The Obsession We Really Need To Let Go Of
I, for one, would feel a lot freer.
Introversion: It’s trending for everyone. We complain about “peopling” as if the presence of other humans, even ones we supposedly like, is simply beyond our capacity to endure. Our constitutions are far too delicate for crowded rooms or meaningless small talk. After an evening of socializing, we require a lavender oil-infused bath and an Excedrin.
And, of course, we all have that one friend who obviously loves a crowd and thrives off the energy of others — and yet claims they’re an introvert. Or they say they’re an “ambivert” or an “extroverted introvert.” This allows you to be gregarious over the course of one evening but also completely fall apart the next day.
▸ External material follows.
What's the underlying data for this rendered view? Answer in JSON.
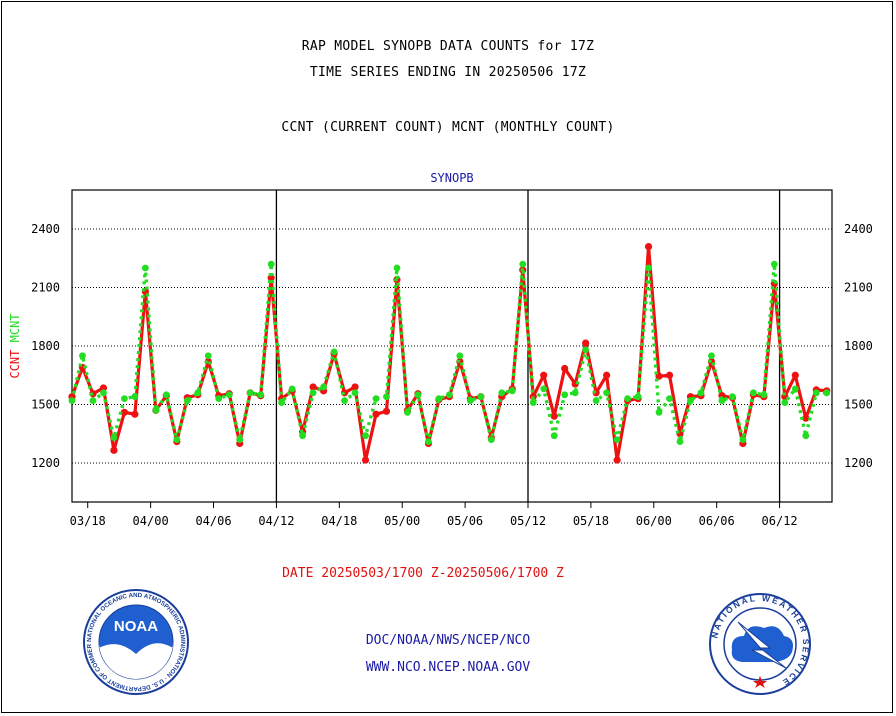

We want personality labels, and we want them now. All the better if those labels make us unique or increase our need for self-care. This isn’t to say that introversion and extroversion aren’t real personality traits. They are. But when Carl Jung first coined the terms “introvert” and “extravert” in his book, Personality Types (1921), he described something more nuanced than the black-or-white extremes pop culture lunges at today. Today, when we talk about introversion and extroversion, we usually use narrow and limiting binary terminology. We reference a person’s shyness or outgoingness, or their quiet or boisterous nature, with the assumption that the person in question is entirely one way or another. We forget that introversion and extroversion, like most seemingly binary ideas, exists on a spectrum. And we entirely ignore a major contributing factor in how we feel and behave in any given situation: context.
Context can change everything about a person’s behavior. The same person can be shy in one crowded room and the center of attention in another. Confident in one and angst-ridden in another. Our behavior in a space hinges on a multitude of factors, from how packed the room is, to who is actually in the room, to what music is playing, to the overall atmosphere and energy, to the person’s stress levels and what they’ve eaten (or not eaten) that day. And it matters how that person sees themselves. If the narrative they’ve been feeding themselves is “I don’t ‘people’ well — I’m introverted,” of course they are more likely to be quiet and reserved and feel like they need to bow out early. They’ve created an expectation and will behave accordingly to meet it.
When we stamp labels on ourselves, we box ourselves in. My daughter often takes time to warm up to new people and situations, but I hate when someone labels her as “shy.” Just because she sometimes chooses to stand back and observe for a bit before opening up does not mean she’s shy. It means she’s assessing that particular situation. Her behavior in that single moment is not a permanent predictor for all her future behavior. Sometimes she takes merely a second before plowing into a room and chatting up a new friend, because sometimes that’s as long as it takes for her to feel comfortable in a space. If I constantly told her she was shy, would she feel the same freedom to be however she needed to be? Or would she pause and think, I’m shy, and withdraw into herself? I don’t want her to do that.
Adults shouldn’t do this, either. Yes, introversion and extroversion are real. There’s no doubt each of us is more likely to lean one way or the other in most situations. But it’s impossible to be entirely an introvert or entirely an extrovert, and it’s exceedingly rare for anyone to be permanently stuck on one side of that spectrum. And why would we want to limit ourselves this way?
I get it, though. I myself have gotten caught up in the idea of introversion and joined the “I hate peopling” crowd. There’s some irony for you. But I see the draw — claiming the introvert label means you get to be unique, because fewer people are introverted than are extroverted. And it means you get an excuse to decline social events, bail on people, or avoid social interaction even when, deep down, you crave it. But, by the way, those more inclined to introversion also crave social interaction. And extroverted types also feel emotionally worn out after a long evening of socializing. We’ve just become so binary in our thinking about labels that we’ve abandoned nuance altogether. We’ve committed to being the same person all the time, when in reality we are ever-changing, fluid beings.
So, what if we dropped our obsession with labels? What if we gave ourselves permission to be whatever we need to be in any particular moment, rather than permanently boxing ourselves into a limiting personality type? What if we approached a situation and let our feelings in that moment guide us, rather than allowing a preconceived notion of who we’ve told ourselves we are influence an outcome? Imagine the possibilities if we entered each new adventure with the freedom to adapt and reinvent ourselves. I, for one, would feel a lot freer.